Les menaces honteuses contre Claude Puel et sa famille

Le lynchage de l’entraîneur général de l’OL a atteint un nouveau seuil ce week-end. Dans la nuit de vendredi à samedi, des tags insultants ont été inscrits sur les murs de l’enceinte de son domicile, dans le 4ème arrondissement de Lyon. Lui et sa famille étaient notamment visés. Et menacés. Sa femme a porté plainte ce lundi matin.

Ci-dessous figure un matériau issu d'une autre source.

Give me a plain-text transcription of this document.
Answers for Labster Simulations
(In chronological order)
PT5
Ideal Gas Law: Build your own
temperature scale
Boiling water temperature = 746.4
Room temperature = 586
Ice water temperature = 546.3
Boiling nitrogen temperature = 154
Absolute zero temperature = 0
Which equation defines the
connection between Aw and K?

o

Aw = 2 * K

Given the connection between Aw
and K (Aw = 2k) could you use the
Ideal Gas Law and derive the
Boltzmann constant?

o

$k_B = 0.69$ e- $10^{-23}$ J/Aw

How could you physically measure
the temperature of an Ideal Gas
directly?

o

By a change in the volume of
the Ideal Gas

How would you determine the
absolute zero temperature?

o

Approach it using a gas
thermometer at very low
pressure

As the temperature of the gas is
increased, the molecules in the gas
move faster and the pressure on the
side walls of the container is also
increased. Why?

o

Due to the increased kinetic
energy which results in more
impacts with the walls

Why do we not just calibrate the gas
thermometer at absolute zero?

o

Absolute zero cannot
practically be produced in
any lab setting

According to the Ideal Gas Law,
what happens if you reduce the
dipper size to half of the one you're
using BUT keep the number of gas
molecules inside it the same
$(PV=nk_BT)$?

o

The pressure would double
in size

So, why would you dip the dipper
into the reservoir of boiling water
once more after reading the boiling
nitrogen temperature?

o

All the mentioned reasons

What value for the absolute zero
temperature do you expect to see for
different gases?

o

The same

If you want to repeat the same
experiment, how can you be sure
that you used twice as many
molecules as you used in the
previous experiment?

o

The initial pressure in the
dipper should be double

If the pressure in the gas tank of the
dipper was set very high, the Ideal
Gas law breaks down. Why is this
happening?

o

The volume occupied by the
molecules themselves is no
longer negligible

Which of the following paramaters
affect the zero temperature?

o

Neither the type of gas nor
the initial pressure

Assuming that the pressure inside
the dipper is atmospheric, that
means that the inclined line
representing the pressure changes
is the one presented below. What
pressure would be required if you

Que se passe-t-il à Lyon ? D’habitude réputée si calme, la capitale des Gaules s’enflamme désormais pour son OL. L’allumette ? Claude Puel. Depuis son arrivée entre Rhône et Saône, l’ex-coach de Lille cristallise toutes les rancœurs du côté de Gerland. Mais pas que. Banderoles dans la ville, manifestations diverses, chants insultants dans les travées jusqu’à des tags à son domicile. Ou cela va-t-il s’arrêter ?

Les murs de l’enceinte du domicile de Claude Puel ont été "décorés" dans la nuit de vendredi à samedi. "Je te hais, je t’aurai", "Puel, laisse pas traîner ton fils". Onze tags différents ont été constatés sur place. Le samedi soir, à Gerland, banderoles en tous genres et insultes répétées ont dicté les 90 minutes du triste OL-Caen. Du jamais vu. Jean-Michel Aulas, stupéfait après la rencontre, est apparu dépassé par les évènements. Comme s’il ne maîtrisait plus rien. Dans la tourmente, l’Olympique lyonnais a apporté son entier soutien à son coach et "s’élève avec force contre toutes les initiatives agressives, insultantes, et pour certaines menaçantes, intervenues à l’intérieur comme à l’extérieur du stade". De son côté, le technicien rhodanien reste impassible, la tête haute. Sa femme Corinne, accompagnée de son fils Grégoire, a bien assisté à la rencontre, malgré les réticences de son époux. Selon nos informations, ce n'est pas Claude Puel mais bel et bien son épouse qui s'est présentée ce lundi matin au commissariat du 4ème arrondissement, chargé d’élucider cette affaire, pour porter plainte.

Vivement la fin de saison !

Pour l’heure, aucune information n’a filtré sur l’origine de ses messages insultants. Cependant, selon des sources concordantes, il semblerait que les auteurs des faits soient des habitués de Gerland, pleinement conscients de leurs actes. Cette radicalisation du mouvement tend à fragiliser les différentes et répétées manifestations des supporters qui dans leur grande majorité demandent le départ de l'entraîneur général. Mais d’après de nombreux supporters, très peu cautionnent cet extrémisme. "C’est parti en live complet. Des banderoles anti-Puel d’accord, mais tant d’insultes, c’est totalement exagéré. Elles nuisent plus à leur cause qu’autre chose", souffle un abonné du Virage Nord, désespéré par la tournure de la rencontre de samedi soir. A Lyon, il est temps, vraiment temps que la saison se termine. Et que tout le monde retrouve enfin son calme.